Doma, formerly known as States Title, a leading force for disruptive change in the real estate industry, has entered into a definitive business combination agreement with Capitol Investment Corp. V (NYSE: CAP) ("Capitol"), a publicly traded special purpose acquisition company, to bring public a leading machine intelligence technology platform for residential real estate.

Company Overview

Founded in 2016, Doma uses machine intelligence to replace large portions of the antiquated residential real estate closing process with instant technology solutions. Doma’s platform is built on 30 years of historical data that accelerates title and closing timelines while also greatly benefiting lenders, real estate professionals and title agents with significant time and cost savings.

Even though consumers today expect instant digital experiences in nearly every aspect of their lives, residential real estate is only now joining the digital revolution. In 2020, home sales reached their highest level since 2006 as people rushed to take advantage of historically low interest rates. This surge in home buying and refinancing unveiled the critical need for the tech-first approach to real estate transactions that Doma is architecting. Using a combination of machine intelligence technology and deep human expertise, we believe Doma is creating optimal customer outcomes for the real estate closing experience. To date, Doma has facilitated over 800,000 real estate closings for leading lenders such as Chase, Homepoint, PennyMac, Sierra Pacific Mortgage and many more. With this investment, Doma is positioned to accelerate technology product adoption across all aspects of real estate.

Capitol’s founders have committed to make a "Capitol Charitable Contribution" and donate $5 million of sponsor shares to causes that support Doma’s philanthropic goals. Doma’s broader mission is grounded on the tenet that home ownership represents a key milestone in life which should be available to all individuals— regardless of their socio-economic circumstances, the color of their skin, where they come from, who they choose as a life partner, or their religious beliefs.

The company’s management team, led by Founder and CEO Max Simkoff, will continue to lead Doma. Mark Ein, Chairman and CEO of Capitol Investment Corp. V, will join the merged company’s Board of Directors upon completion of the transaction.

Management Comments

Max Simkoff, Founder and CEO of Doma, said:

“I founded Doma to remove friction and frustration from home-buying and to make closing on a home as simple and efficient as booking a ride or ordering a meal. In 2020, adoption and usage of our core product exceeded our expectations.
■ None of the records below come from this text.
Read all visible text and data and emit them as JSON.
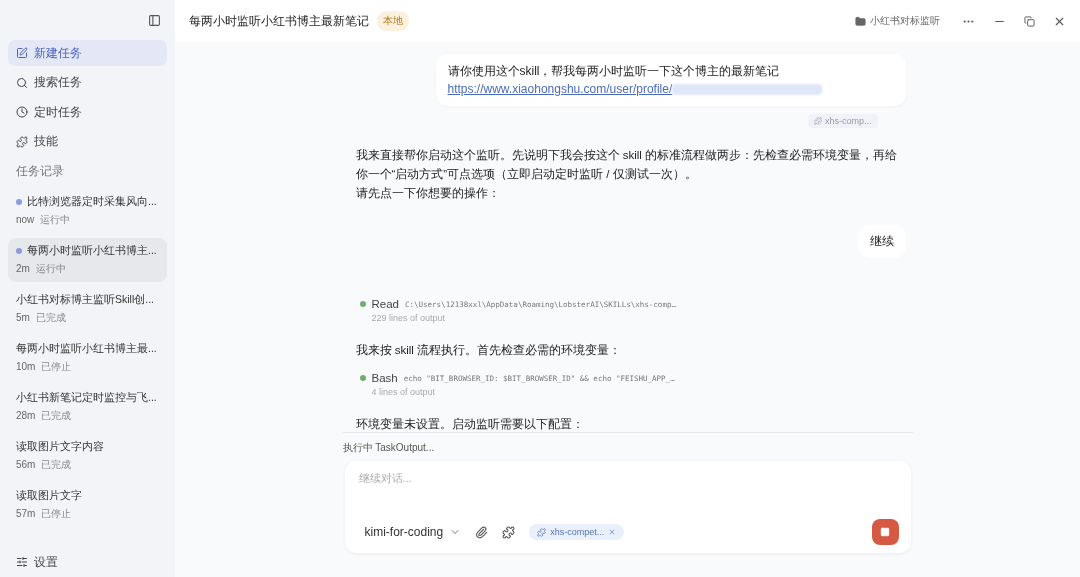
{
  "sidebar": {
    "nav": [
      {
        "label": "新建任务",
        "selected": true
      },
      {
        "label": "搜索任务",
        "selected": false
      },
      {
        "label": "定时任务",
        "selected": false
      },
      {
        "label": "技能",
        "selected": false
      }
    ],
    "section_title": "任务记录",
    "tasks": [
      {
        "title": "比特浏览器定时采集风向...",
        "time": "now",
        "status": "运行中",
        "running": true,
        "selected": false
      },
      {
        "title": "每两小时监听小红书博主...",
        "time": "2m",
        "status": "运行中",
        "running": true,
        "selected": true
      },
      {
        "title": "小红书对标博主监听Skill创...",
        "time": "5m",
        "status": "已完成",
        "running": false,
        "selected": false
      },
      {
        "title": "每两小时监听小红书博主最...",
        "time": "10m",
        "status": "已停止",
        "running": false,
        "selected": false
      },
      {
        "title": "小红书新笔记定时监控与飞...",
        "time": "28m",
        "status": "已完成",
        "running": false,
        "selected": false
      },
      {
        "title": "读取图片文字内容",
        "time": "56m",
        "status": "已完成",
        "running": false,
        "selected": false
      },
      {
        "title": "读取图片文字",
        "time": "57m",
        "status": "已停止",
        "running": false,
        "selected": false
      }
    ],
    "settings": "设置"
  },
  "header": {
    "title": "每两小时监听小红书博主最新笔记",
    "badge": "本地",
    "folder": "小红书对标监听"
  },
  "messages": [
    {
      "kind": "user",
      "text": "请你使用这个skill，帮我每两小时监听一下这个博主的最新笔记",
      "link": "https://www.xiaohongshu.com/user/profile/",
      "tag": "xhs-comp..."
    },
    {
      "kind": "assistant",
      "paragraphs": [
        "我来直接帮你启动这个监听。先说明下我会按这个 skill 的标准流程做两步：先检查必需环境变量，再给你一个“启动方式”可点选项（立即启动定时监听 / 仅测试一次）。",
        "请先点一下你想要的操作："
      ]
    },
    {
      "kind": "choice",
      "label": "继续"
    },
    {
      "kind": "tool",
      "name": "Read",
      "command": "C:\\Users\\12138xxl\\AppData\\Roaming\\LobsterAI\\SKILLs\\xhs-comp…",
      "output": "229 lines of output"
    },
    {
      "kind": "assistant",
      "paragraphs": [
        "我来按 skill 流程执行。首先检查必需的环境变量："
      ]
    },
    {
      "kind": "tool",
      "name": "Bash",
      "command": "echo \"BIT_BROWSER_ID: $BIT_BROWSER_ID\" && echo \"FEISHU_APP_…",
      "output": "4 lines of output"
    },
    {
      "kind": "assistant",
      "paragraphs": [
        "环境变量未设置。启动监听需要以下配置："
      ]
    }
  ],
  "status": "执行中 TaskOutput...",
  "composer": {
    "placeholder": "继续对话...",
    "model": "kimi-for-coding",
    "skill_chip": "xhs-compet...",
    "running": true
  }
}
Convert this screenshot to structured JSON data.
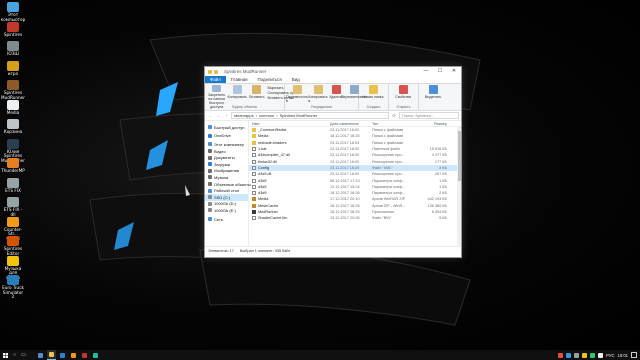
{
  "desktop": {
    "icons": [
      {
        "label": "Этот\nкомпьютер",
        "color": "#4aa3df"
      },
      {
        "label": "Spintires",
        "color": "#c0392b"
      },
      {
        "label": "ЮЗШ",
        "color": "#7f8c8d"
      },
      {
        "label": "игра",
        "color": "#d4a017"
      },
      {
        "label": "Spintires\nMudRunner",
        "color": "#8e5a2a"
      },
      {
        "label": "Media",
        "color": "#ecf0f1"
      },
      {
        "label": "Корзина",
        "color": "#bdc3c7"
      },
      {
        "label": "Юлия\nSpintires\nMudRunner",
        "color": "#2c3e50"
      },
      {
        "label": "ThunderMP",
        "color": "#e67e22"
      },
      {
        "label": "ETS FIX",
        "color": "#95a5a6"
      },
      {
        "label": "ETS FIX - dll",
        "color": "#95a5a6"
      },
      {
        "label": "Counter-Str...\nGlobal Offe...",
        "color": "#f39c12"
      },
      {
        "label": "Spintires\nEditor",
        "color": "#d35400"
      },
      {
        "label": "Музыка для\nютуба",
        "color": "#f1c40f"
      },
      {
        "label": "Euro Truck\nSimulator 2",
        "color": "#2980b9"
      }
    ]
  },
  "window": {
    "title": "Spintires MudRunner",
    "tabs": [
      "Файл",
      "Главная",
      "Поделиться",
      "Вид"
    ],
    "ribbon": {
      "pin_label": "Закрепить на панели быстрого доступа",
      "copy_label": "Копировать",
      "paste_label": "Вставить",
      "small_items": [
        "Вырезать",
        "Скопировать путь",
        "Вставить ярлык"
      ],
      "clipboard_group": "Буфер обмена",
      "move_label": "Переместить в",
      "copyto_label": "Копировать в",
      "delete_label": "Удалить",
      "rename_label": "Переименовать",
      "organize_group": "Упорядочить",
      "newfolder_label": "Новая папка",
      "create_group": "Создать",
      "properties_label": "Свойства",
      "open_group": "Открыть",
      "select_label": "Выделить"
    },
    "address": {
      "path": [
        "steamapps",
        "common",
        "Spintires MudRunner"
      ],
      "search_placeholder": "Поиск: Spintires..."
    },
    "nav": [
      {
        "label": "Быстрый доступ",
        "color": "#4a90d9",
        "sel": false
      },
      {
        "label": "OneDrive",
        "color": "#2e7fd1",
        "sel": false
      },
      {
        "label": "Этот компьютер",
        "color": "#4a90d9",
        "sel": false
      },
      {
        "label": "Видео",
        "color": "#6d6d6d",
        "sel": false
      },
      {
        "label": "Документы",
        "color": "#6d6d6d",
        "sel": false
      },
      {
        "label": "Загрузки",
        "color": "#2e7fd1",
        "sel": false
      },
      {
        "label": "Изображения",
        "color": "#6d6d6d",
        "sel": false
      },
      {
        "label": "Музыка",
        "color": "#6d6d6d",
        "sel": false
      },
      {
        "label": "Объемные объекты",
        "color": "#6d6d6d",
        "sel": false
      },
      {
        "label": "Рабочий стол",
        "color": "#4a90d9",
        "sel": false
      },
      {
        "label": "SSD (C:)",
        "color": "#8a8a8a",
        "sel": true
      },
      {
        "label": "1000Gb (D:)",
        "color": "#8a8a8a",
        "sel": false
      },
      {
        "label": "1000Gb (E:)",
        "color": "#8a8a8a",
        "sel": false
      },
      {
        "label": "Сеть",
        "color": "#4a90d9",
        "sel": false
      }
    ],
    "columns": {
      "name": "Имя",
      "date": "Дата изменения",
      "type": "Тип",
      "size": "Размер"
    },
    "files": [
      {
        "name": "_CommonRedist",
        "date": "23.11.2017 16:02",
        "type": "Папка с файлами",
        "size": "",
        "icon": "folder",
        "sel": false
      },
      {
        "name": "Media",
        "date": "18.12.2017 18:26",
        "type": "Папка с файлами",
        "size": "",
        "icon": "folder",
        "sel": false
      },
      {
        "name": "reshade-shaders",
        "date": "23.11.2017 16:03",
        "type": "Папка с файлами",
        "size": "",
        "icon": "folder",
        "sel": false
      },
      {
        "name": "1.bat",
        "date": "23.11.2017 16:00",
        "type": "Пакетный файл",
        "size": "15 516 КБ",
        "icon": "file",
        "sel": false
      },
      {
        "name": "d3dcompiler_47.dll",
        "date": "23.11.2017 16:00",
        "type": "Расширение при...",
        "size": "4 077 КБ",
        "icon": "file",
        "sel": false
      },
      {
        "name": "binkw32.dll",
        "date": "23.11.2017 16:00",
        "type": "Расширение при...",
        "size": "177 КБ",
        "icon": "file",
        "sel": false
      },
      {
        "name": "Config",
        "date": "23.11.2017 16:20",
        "type": "Файл \"XML\"",
        "size": "3 КБ",
        "icon": "cfg",
        "sel": true
      },
      {
        "name": "d3d9.dll",
        "date": "23.11.2017 16:00",
        "type": "Расширение при...",
        "size": "267 КБ",
        "icon": "file",
        "sel": false
      },
      {
        "name": "d3d9",
        "date": "08.12.2017 17:23",
        "type": "Параметры конф...",
        "size": "1 КБ",
        "icon": "file",
        "sel": false
      },
      {
        "name": "d3d9",
        "date": "12.12.2017 15:04",
        "type": "Параметры конф...",
        "size": "1 КБ",
        "icon": "file",
        "sel": false
      },
      {
        "name": "d3d9",
        "date": "18.12.2017 18:26",
        "type": "Параметры конф...",
        "size": "2 КБ",
        "icon": "file",
        "sel": false
      },
      {
        "name": "Media",
        "date": "17.12.2017 20:10",
        "type": "Архив WinRAR ZIP",
        "size": "442 193 КБ",
        "icon": "zip",
        "sel": false
      },
      {
        "name": "MeshCache",
        "date": "18.12.2017 18:26",
        "type": "Архив ZIP - WinR...",
        "size": "136 380 КБ",
        "icon": "zip",
        "sel": false
      },
      {
        "name": "MudRunner",
        "date": "18.12.2017 18:25",
        "type": "Приложение",
        "size": "6 554 КБ",
        "icon": "exe",
        "sel": false
      },
      {
        "name": "ShaderCache.bin",
        "date": "13.12.2017 20:05",
        "type": "Файл \"BIN\"",
        "size": "5 КБ",
        "icon": "file",
        "sel": false
      }
    ],
    "status": {
      "count": "Элементов: 17",
      "selected": "Выбран 1 элемент: 335 байт"
    }
  },
  "taskbar": {
    "apps": [
      {
        "color": "#4a90d9",
        "active": false
      },
      {
        "color": "#e8c24e",
        "active": true
      },
      {
        "color": "#2e7fd1",
        "active": false
      },
      {
        "color": "#f39c12",
        "active": false
      },
      {
        "color": "#c0392b",
        "active": false
      },
      {
        "color": "#1abc9c",
        "active": false
      }
    ],
    "tray_icons": [
      "#e74c3c",
      "#3498db",
      "#95a5a6",
      "#f1c40f",
      "#2ecc71",
      "#ecf0f1"
    ],
    "lang": "РУС",
    "time": "18:01"
  }
}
We pushed hard against our product and operational expansion road map and this accelerated momentum is helping remove friction from the home buying and refinancing experience. Right now, our patented machine intelligence technology reduces title processing time from five days to as little as one minute our goal is that the entire mortgage closing process move from a 50+ day ordeal to less than a week. This partnership with Capitol demonstrates their confidence in our strong growth position as we continue our sprint to architect the future of real estate transactions.”

Mark Ein, Chairman and CEO of Capitol, said:

“Our mission at Capitol is to help build industry-leading public companies that deliver long-term value. Doma is an industry disruptor that is well on the way to doing just that, having already emerged as a market leader in the real estate industry with its proprietary technology solutions that are revolutionizing the title and escrow process. Through this transaction, Doma will be uniquely positioned to capitalize on the market opportunity to provide much-needed and long overdue innovation to the home closing experience. We are excited to work with Max and the talented Doma team to make the future of real estate transactions a better, faster and more accessible experience for homeowners, and we are confident that together we can deliver superior returns for shareholders long into the future.”

Transaction Overview

On March 2, 2021, Capitol entered into a definitive agreement to combine with Doma through a combination of stock and cash financing. The business combination values Doma at an enterprise value of approximately $3.0 billion.

The transaction is expected to provide up to $645 million in cash proceeds, including a fully committed PIPE of $300 million and up to $345 million of cash held in the trust account of Capitol. Top-tier investors anchoring the PIPE overall include funds and accounts managed by BlackRock, Fidelity Management & Research Company LLC, The Gores Group, Hedosophia, SB Management, a subsidiary of SoftBank Group Corp., and Wells Capital. Existing Doma shareholder, Lennar, has also committed to the PIPE and Spencer Rascoff, co-founder and former CEO of Zillow Group, has committed a personal investment to the PIPE.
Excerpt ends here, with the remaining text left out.